Alex stares after her for a moment before also kissing Adrian and offering a hug to Kaylee.
“I’m Alex, Maggie’s girlfriend.”
Kaylee blushes again. “Well, I figured, otherwise Detective Sawyer’d be bringing home some other woman and from what Adrian tells me, I don’t think she’d do that.”
Alex laughs heartily and Maggie shouts from the bathroom, “Damn right I wouldn’t, Alex is with the FBI, she’d kill me and the poor girl before I even got the chance!”
“Oh please, Maggie, don’t be fronting like you’re a player, Alex’s got you in the palm of her hand.”

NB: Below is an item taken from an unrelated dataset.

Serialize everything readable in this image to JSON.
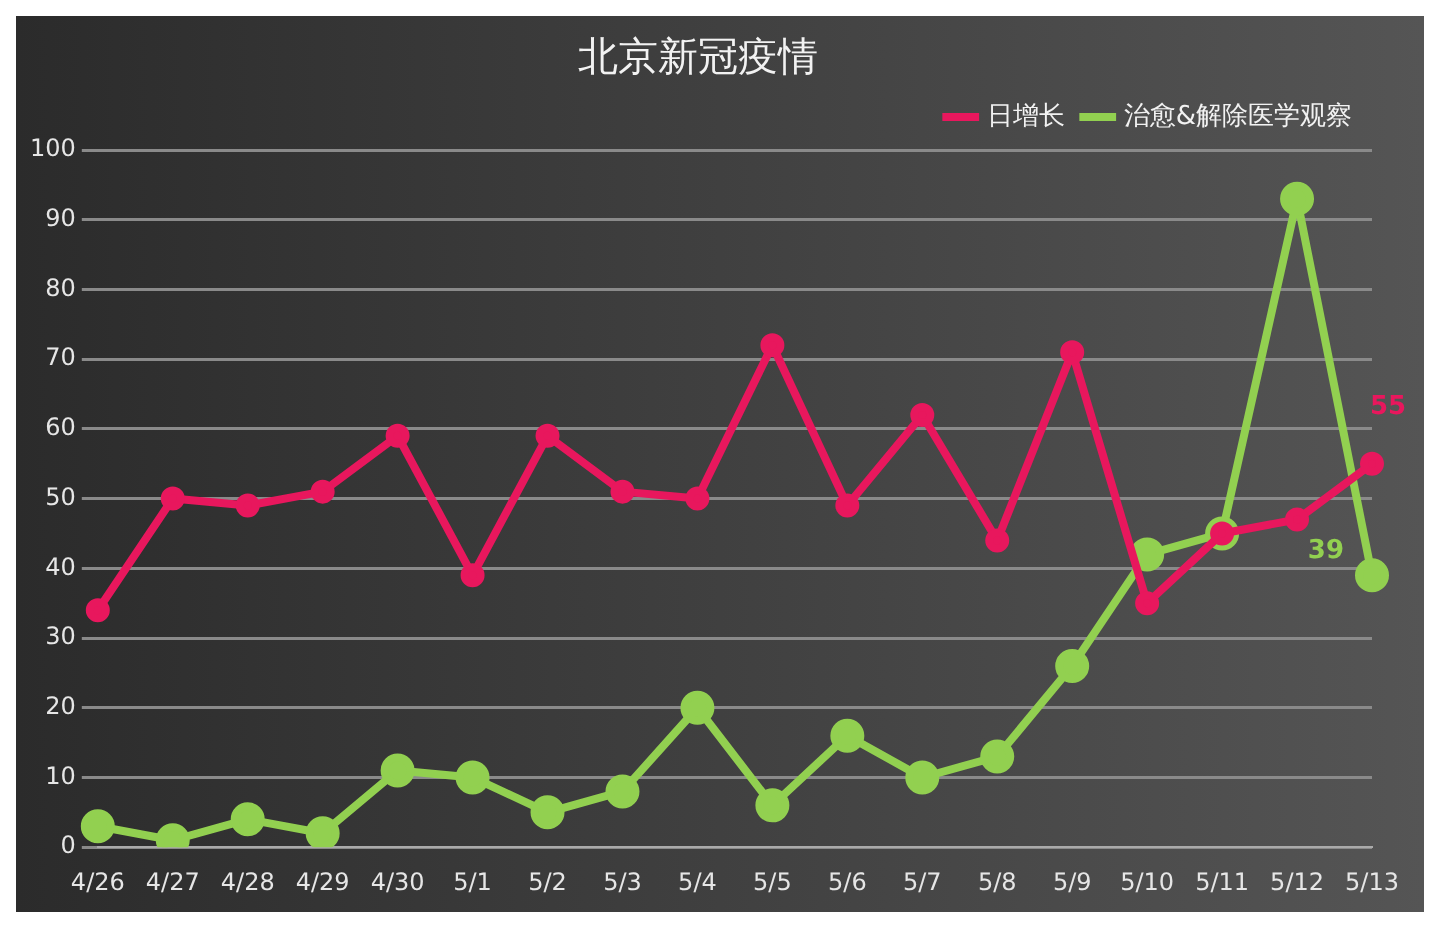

Alex smirks and preens and high fives Adrian as Maggie mutters something incoherent from the bathroom and Kaylee watches it all with tears in her eyes, tears because is this really what she can have, one day? Is this really what she can be part of, even now?
“Rough day, sweetheart?” Alex asks as she doles out pizza, remembering when Kara was her age, remembering when she was her age.
Kaylee nods and looks at Adrian so she doesn’t have to tell it again.
“She got misgendered and laughed at a bunch. Sometimes it happens randomly, you know, and sometimes it’s like all at once and you just can’t, you know? Today was one of those all at once days,” Adrian explains quietly as Kaylee bites into her pizza and lets Alex hold her hand gratefully.
“I’m sorry, beautiful,” Maggie says as she slips back into the living room, kneeling in front of Kaylee like she does in front of Adrian when he’s got a similarly dejected, defeated look on his face.
“We’ve never met, right, but you wanna know what I see when I look at you?” Maggie asks, and Kaylee nods with wide eyes and frozen fingers.
“I see a beautiful, brave young girl who’s not in the place right now that she’s gonna be in forever. I see a massive science geek, because only the geekiest of us let the iodine stain our fingers like that so that everyone knows exactly how much we love bio lab. I see a young woman confident enough to wear circle glasses in a world that still associates them with either John Lennon or Harry Potter. I see a girl who is perfect, exactly as she is, and who’s only gonna keep getting more perfect as time goes on, if she just sticks with it, keeps being herself, because the girl I see in front of me? The girl I see in front of me is absolutely amazing. And for the record, I’m talking about you, Kaylee, not my girlfriend, whose glasses are distinctly rectangular.”
Kaylee laughs and Kaylee cries and Kaylee lets herself fall into Maggie’s arms because Adrian is like a grownup to her and Adrian will always be her queer parent, but maybe she can have more than one.
Pizza and root beer and queer parents all night?
Maybe she can get through school tomorrow, after all.